Capstone Green Energy delivered a solid operational turnaround in the third quarter of fiscal 2026. Revenue rose 33% year over year to $26.8 million, with strength in product sales, Energy‑as‑a‑Service rentals, and parts and services. Gross profit more than doubled to $10.4 million, indicating materially better pricing, mix, and cost efficiency.
Income from operations moved from a loss of $2.1 million to a profit of $2.0 million, and net income reached $1.2 million. On a year‑to‑date basis, revenue of $83.0 million is up 42%, with income from operations of $3.2 million versus a prior loss of $5.6 million.
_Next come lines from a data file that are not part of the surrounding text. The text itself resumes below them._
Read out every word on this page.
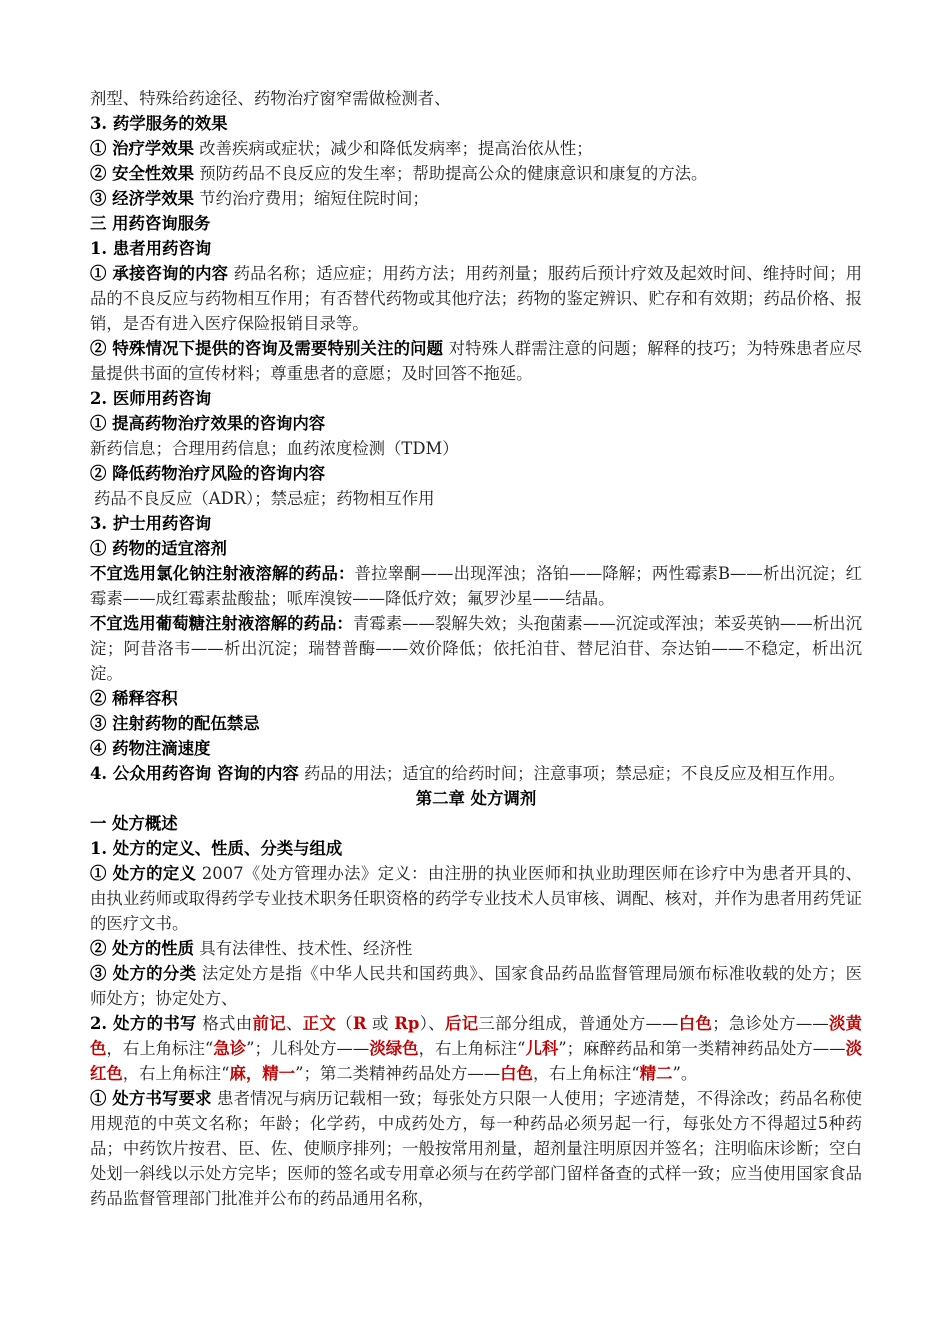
剂型、特殊给药途径、药物治疗窗窄需做检测者、

3. 药学服务的效果

① 治疗学效果 改善疾病或症状；减少和降低发病率；提高治依从性；

② 安全性效果 预防药品不良反应的发生率；帮助提高公众的健康意识和康复的方法。

③ 经济学效果 节约治疗费用；缩短住院时间；

三 用药咨询服务

1. 患者用药咨询

① 承接咨询的内容 药品名称；适应症；用药方法；用药剂量；服药后预计疗效及起效时间、维持时间；用品的不良反应与药物相互作用；有否替代药物或其他疗法；药物的鉴定辨识、贮存和有效期；药品价格、报销，是否有进入医疗保险报销目录等。

② 特殊情况下提供的咨询及需要特别关注的问题 对特殊人群需注意的问题；解释的技巧；为特殊患者应尽量提供书面的宣传材料；尊重患者的意愿；及时回答不拖延。

2. 医师用药咨询

① 提高药物治疗效果的咨询内容

新药信息；合理用药信息；血药浓度检测（TDM）

② 降低药物治疗风险的咨询内容

药品不良反应（ADR）；禁忌症；药物相互作用

3. 护士用药咨询

① 药物的适宜溶剂

不宜选用氯化钠注射液溶解的药品：普拉睾酮——出现浑浊；洛铂——降解；两性霉素B——析出沉淀；红霉素——成红霉素盐酸盐；哌库溴铵——降低疗效；氟罗沙星——结晶。

不宜选用葡萄糖注射液溶解的药品：青霉素——裂解失效；头孢菌素——沉淀或浑浊；苯妥英钠——析出沉淀；阿昔洛韦——析出沉淀；瑞替普酶——效价降低；依托泊苷、替尼泊苷、奈达铂——不稳定，析出沉淀。

② 稀释容积

③ 注射药物的配伍禁忌

④ 药物注滴速度

4. 公众用药咨询 咨询的内容 药品的用法；适宜的给药时间；注意事项；禁忌症；不良反应及相互作用。

第二章 处方调剂

一 处方概述

1. 处方的定义、性质、分类与组成

① 处方的定义 2007《处方管理办法》定义：由注册的执业医师和执业助理医师在诊疗中为患者开具的、由执业药师或取得药学专业技术职务任职资格的药学专业技术人员审核、调配、核对，并作为患者用药凭证的医疗文书。

② 处方的性质 具有法律性、技术性、经济性

③ 处方的分类 法定处方是指《中华人民共和国药典》、国家食品药品监督管理局颁布标准收载的处方；医师处方；协定处方、

2. 处方的书写 格式由前记、正文（R 或 Rp）、后记三部分组成，普通处方——白色；急诊处方——淡黄色，右上角标注“急诊”；儿科处方——淡绿色，右上角标注“儿科”；麻醉药品和第一类精神药品处方——淡红色，右上角标注“麻，精一”；第二类精神药品处方——白色，右上角标注“精二”。

① 处方书写要求 患者情况与病历记载相一致；每张处方只限一人使用；字迹清楚，不得涂改；药品名称使用规范的中英文名称；年龄；化学药，中成药处方，每一种药品必须另起一行，每张处方不得超过5种药品；中药饮片按君、臣、佐、使顺序排列；一般按常用剂量，超剂量注明原因并签名；注明临床诊断；空白处划一斜线以示处方完毕；医师的签名或专用章必须与在药学部门留样备查的式样一致；应当使用国家食品药品监督管理部门批准并公布的药品通用名称，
Adjusted EBITDA improved to $5.1 million for the quarter and $12.3 million year‑to‑date, more than doubling from $5.1 million in the comparable period.
However, the capital structure remains complex and risky. There is a large stockholders’ deficit of $63.3 million as of December 31, 2025 and redeemable noncontrolling interests of $70.9 million. Accretion to the redemption value of preferred units of $38.8 million in the quarter and $57.0 million year‑to‑date turned positive net income into a large net loss attributable to common. The risk disclosures highlight challenges such as liquidity, the ability to continue as a going concern, compliance with covenants, and refinancing indebtedness maturing in December 2025.